Group Purchasing Arrangements

  • HealthPass allows small businesses (2-50 employees), with an active address in the New York City area, to provide a choice of over 25 health insurance options offered by 6 carriers to their employees.  The employer determines their level of contribution and 75 percent of eligible employees must join HealthPass. 

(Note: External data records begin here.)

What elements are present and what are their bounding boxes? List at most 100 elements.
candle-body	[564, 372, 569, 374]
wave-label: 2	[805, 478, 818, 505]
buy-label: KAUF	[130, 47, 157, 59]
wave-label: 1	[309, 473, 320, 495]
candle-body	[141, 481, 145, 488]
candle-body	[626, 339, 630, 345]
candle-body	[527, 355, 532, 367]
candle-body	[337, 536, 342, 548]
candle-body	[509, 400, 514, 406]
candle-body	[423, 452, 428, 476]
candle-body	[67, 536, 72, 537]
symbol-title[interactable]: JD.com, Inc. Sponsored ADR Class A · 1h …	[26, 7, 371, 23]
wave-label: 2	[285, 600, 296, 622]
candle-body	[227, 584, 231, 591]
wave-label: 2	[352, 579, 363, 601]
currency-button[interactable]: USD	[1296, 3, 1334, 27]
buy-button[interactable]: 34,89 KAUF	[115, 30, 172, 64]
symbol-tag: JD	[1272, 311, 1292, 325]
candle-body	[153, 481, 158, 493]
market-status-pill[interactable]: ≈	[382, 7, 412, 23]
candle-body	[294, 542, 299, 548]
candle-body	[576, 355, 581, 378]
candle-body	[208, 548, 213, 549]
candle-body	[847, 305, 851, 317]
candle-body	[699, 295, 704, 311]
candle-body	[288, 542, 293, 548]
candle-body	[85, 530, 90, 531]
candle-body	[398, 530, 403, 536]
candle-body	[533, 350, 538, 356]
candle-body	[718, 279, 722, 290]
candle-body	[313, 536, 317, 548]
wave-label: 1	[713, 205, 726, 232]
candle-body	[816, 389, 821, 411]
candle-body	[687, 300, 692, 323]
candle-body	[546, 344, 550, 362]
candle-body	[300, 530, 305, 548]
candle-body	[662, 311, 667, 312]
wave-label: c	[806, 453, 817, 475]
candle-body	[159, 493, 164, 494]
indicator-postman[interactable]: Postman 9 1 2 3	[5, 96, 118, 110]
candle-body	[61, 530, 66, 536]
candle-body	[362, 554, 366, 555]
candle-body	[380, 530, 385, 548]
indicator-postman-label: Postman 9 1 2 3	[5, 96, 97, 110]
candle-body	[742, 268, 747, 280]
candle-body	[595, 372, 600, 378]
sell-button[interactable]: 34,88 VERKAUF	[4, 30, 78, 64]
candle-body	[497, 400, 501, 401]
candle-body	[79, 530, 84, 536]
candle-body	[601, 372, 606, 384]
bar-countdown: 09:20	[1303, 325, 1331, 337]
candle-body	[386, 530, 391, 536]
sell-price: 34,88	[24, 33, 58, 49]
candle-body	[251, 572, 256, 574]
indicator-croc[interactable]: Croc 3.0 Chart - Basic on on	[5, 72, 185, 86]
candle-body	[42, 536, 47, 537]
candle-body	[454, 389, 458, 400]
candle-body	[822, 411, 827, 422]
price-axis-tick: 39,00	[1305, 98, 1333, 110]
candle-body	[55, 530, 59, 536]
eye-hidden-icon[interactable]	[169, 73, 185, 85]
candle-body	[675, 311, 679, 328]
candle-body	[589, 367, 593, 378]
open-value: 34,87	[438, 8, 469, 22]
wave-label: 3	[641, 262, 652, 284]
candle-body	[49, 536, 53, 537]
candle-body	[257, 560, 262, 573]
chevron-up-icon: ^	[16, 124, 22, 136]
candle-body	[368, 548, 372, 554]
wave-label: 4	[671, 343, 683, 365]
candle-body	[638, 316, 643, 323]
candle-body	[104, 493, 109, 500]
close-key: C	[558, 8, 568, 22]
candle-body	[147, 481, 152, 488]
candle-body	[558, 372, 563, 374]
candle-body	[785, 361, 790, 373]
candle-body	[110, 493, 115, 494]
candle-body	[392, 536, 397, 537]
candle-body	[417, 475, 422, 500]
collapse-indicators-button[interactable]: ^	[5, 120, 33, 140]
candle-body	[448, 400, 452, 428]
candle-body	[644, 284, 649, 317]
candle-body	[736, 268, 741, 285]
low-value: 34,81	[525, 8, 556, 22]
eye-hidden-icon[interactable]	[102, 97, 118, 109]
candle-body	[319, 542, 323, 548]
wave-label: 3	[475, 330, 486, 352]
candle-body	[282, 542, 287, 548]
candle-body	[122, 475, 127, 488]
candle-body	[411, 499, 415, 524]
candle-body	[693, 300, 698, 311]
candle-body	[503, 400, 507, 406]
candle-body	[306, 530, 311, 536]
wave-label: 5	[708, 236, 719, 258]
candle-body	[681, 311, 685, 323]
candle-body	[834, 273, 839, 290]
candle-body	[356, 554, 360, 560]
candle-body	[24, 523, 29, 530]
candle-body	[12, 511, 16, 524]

    LIA Health Alliance is health purchasing cooperative that allows small businesses (2-50 employees) and sole proprietors, located in the greater New York City area, to offer employees to select health insurance from 5 carriers. 

State Specific Strategies

  • In August 2007, the state approved the budget for an expansion of Child Health Plus (CHPlus) to children in families with incomes up to 400 percent of the federal poverty level (FPL) - the previous eligibility level was 250 percent FPL.  Federal matching funds for the CHPlus expansion was denied by CMS on the basis of the “August 17 directive,” which stated that the federal government would not provide matching funds for expanding coverage to children unless certain criteria were met.  New York was deemed out of compliance.  In April, 2008 the New York governor signed legislation to expand CHPlus up to 400 percent of FPL using state funds.  That expansion took effect September 1, 2008.  Children receive free coverage up to 160 percent of FPL, then there are monthly premiums assessed on a sliding scale basis up to 400 percent of FPL. Families with incomes higher than 400 percent can then buy into the program at full cost.